L’islam est une grande et belle religion, plus simple que le christianisme. Il n’y est point question de dépassement, ni de nouvelle naissance, ni d’alliance, ni de péché originel. Pour y adhérer une simple formule de profession de foi.
Les tragiques événements que nous connaissons ont créé des réflexes défensifs. Mais le djihadisme sanguinaire et fanatique n’est point l’islam. Des confusions sont vite faites. L’Occident a gardé le souvenir des invasions passées et n’oublie pas que le christianisme fut plusieurs fois menacé. L’islam est mal connu mais vite jugé. Le dialogue avec le monde musulman nécessite une claire prise de conscience des divergences mais aussi des convergences. Les différences doctrinales et dogmatiques (péché originel, Trinité et filiation divine, selon la tradition chrétienne) demeurent importantes. Ont heureusement disparu ces temps où les portes du Salut étaient fermées aux mahométans et à bien d’autres. Une foi qui s’isole dans le seul périmètre de sa religion et qui méprise ce qui lui est extérieur manque à sa vocation d’amour et de paix.
« Le dessein de Salut enveloppe également ceux qui reconnaissent le Créateur, en tout premier lieu les musulmans qui professent avoir la foi d’Abraham, adorent avec nous le Dieu unique, miséricordieux, futur juge des hommes au dernier jour » (Vatican II ; Lumen Gentium, chapitre II, Le peuple de Dieu, ch. 16).

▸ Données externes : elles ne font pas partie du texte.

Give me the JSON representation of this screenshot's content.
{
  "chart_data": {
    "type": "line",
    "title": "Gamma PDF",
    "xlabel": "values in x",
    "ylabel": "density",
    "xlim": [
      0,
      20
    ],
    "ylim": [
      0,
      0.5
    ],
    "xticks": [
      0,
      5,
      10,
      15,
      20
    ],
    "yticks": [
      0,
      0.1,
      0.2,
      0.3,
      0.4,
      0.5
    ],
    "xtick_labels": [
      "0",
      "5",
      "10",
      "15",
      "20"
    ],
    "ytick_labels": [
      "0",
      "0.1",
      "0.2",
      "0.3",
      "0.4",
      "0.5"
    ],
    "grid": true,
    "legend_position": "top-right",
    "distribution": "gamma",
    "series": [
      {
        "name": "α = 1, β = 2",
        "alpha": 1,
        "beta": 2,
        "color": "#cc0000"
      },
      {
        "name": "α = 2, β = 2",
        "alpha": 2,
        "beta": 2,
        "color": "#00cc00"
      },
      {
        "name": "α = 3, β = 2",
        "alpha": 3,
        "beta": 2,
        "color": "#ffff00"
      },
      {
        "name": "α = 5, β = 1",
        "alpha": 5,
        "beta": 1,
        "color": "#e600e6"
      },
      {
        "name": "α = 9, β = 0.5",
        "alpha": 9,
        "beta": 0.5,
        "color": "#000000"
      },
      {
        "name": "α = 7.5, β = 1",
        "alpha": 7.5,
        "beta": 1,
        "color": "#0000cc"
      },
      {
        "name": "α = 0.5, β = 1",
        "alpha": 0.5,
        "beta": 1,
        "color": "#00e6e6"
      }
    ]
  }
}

Le pape n’a-t-il pas aussi choisi le nom de François pour annoncer qu’il est un partisan actif du dialogue avec l’islam comme le fut saint François rencontrant, à Damiette, en 1219, le sultan d’Egypte Malik al-Kamil (le Parfait) qui rendra Jérusalem aux chrétiens. Tout récemment l’évêque de Rome a décidé d’héberger au Vatican trois familles de réfugiés syriens de confession musulmane.
Au-delà des différences théologiques, Marie (Maryam, en arabe) n’est-elle pas un point de convergence entre chrétiens et musulmans ? Depuis toujours elle est vénérée par ceux-ci. Al-Azraqî, historien de la Mecques du IXème siècle écrit que quand Mohammed ordonna de purifier la Ka’aba des idoles, il protégea de sa main un portrait de Jésus et de Marie.
Appelée Sayyedatena (notre dame), elle est citée à 34 reprises dans le Coran alors qu’elle l’est cinq fois par Matthieu, une par Marc, douze par Luc et une fois par celui-ci dans les actes des Apôtres ; l’Evangile de Jean parle de la « mère de Jésus », sans plus. Elle est la seule femme dont le Coran mentionne le nom. Le texte fondateur de l’islam lui consacre une sourate entière (19) et se montre particulièrement prolixe quant à ses vertus, son élection par Dieu (sourate 3, 35-36), sa fécondation par le Saint-Esprit (sourate 3, 47;19, 20-21). La naissance miraculeuse de Jésus ne survient pas en pleine nuit dans une triste étable de Judée, mais au pied d’un palmier qui a gratifié Marie de dattes fraîches et où coule un ruisseau d’eau désaltérante (sourate 19, 25-26). Elle est avec Jésus « un signe pour les univers » (sourate 21, 91).
Selon le grand islamologue Louis Massignon (1883-1962) le « fiat » de Marie était la parfaite expression de l’islam, entendu dans son sens premier, la « soumission » à la volonté divine. Elle est vénérée notamment à Lourdes et la Fête de l’Annonciation a été décrétée jour férié au Liban. Mais dans l’islam la chasteté n’est pas une valeur en soi. Ce qui mérite l’approbation de Dieu ce sont la modération et la pudeur, vertus dont Marie est le parangon et qui sont aux antipodes des fausses valeurs qui inondent notre quotidien.
Cependant elle est et demeure femme (Le Christ né d’une femme ; Epître aux Galates 4/4). La sainteté et la pleine humanité de Jésus et de Marie sont vénérées par les musulmans, lesquels reprochent aux chrétiens de les diviniser. Le Christ est « le Prophète de Dieu, Son Verbe déposé dans le sein de Marie » (sourate 4,171). Dieu n’a pas de fils. Selon le Coran, Il se suffit à Lui-même.
Modèle de foi et de fidélité, Marie est, pour les chrétiens, médiatrice de toutes grâces, avec et par son fils. N’est-elle pas aussi médiatrice entre musulmans et chrétiens « en tant que modèle parfait de la « soumission confiante » aux désirs de Dieu sur notre commune humanité » ? comme le dit admirablement le Père Borrmans, ancien enseignant à l’Institut pontifical d’études arabes et d’islamologie.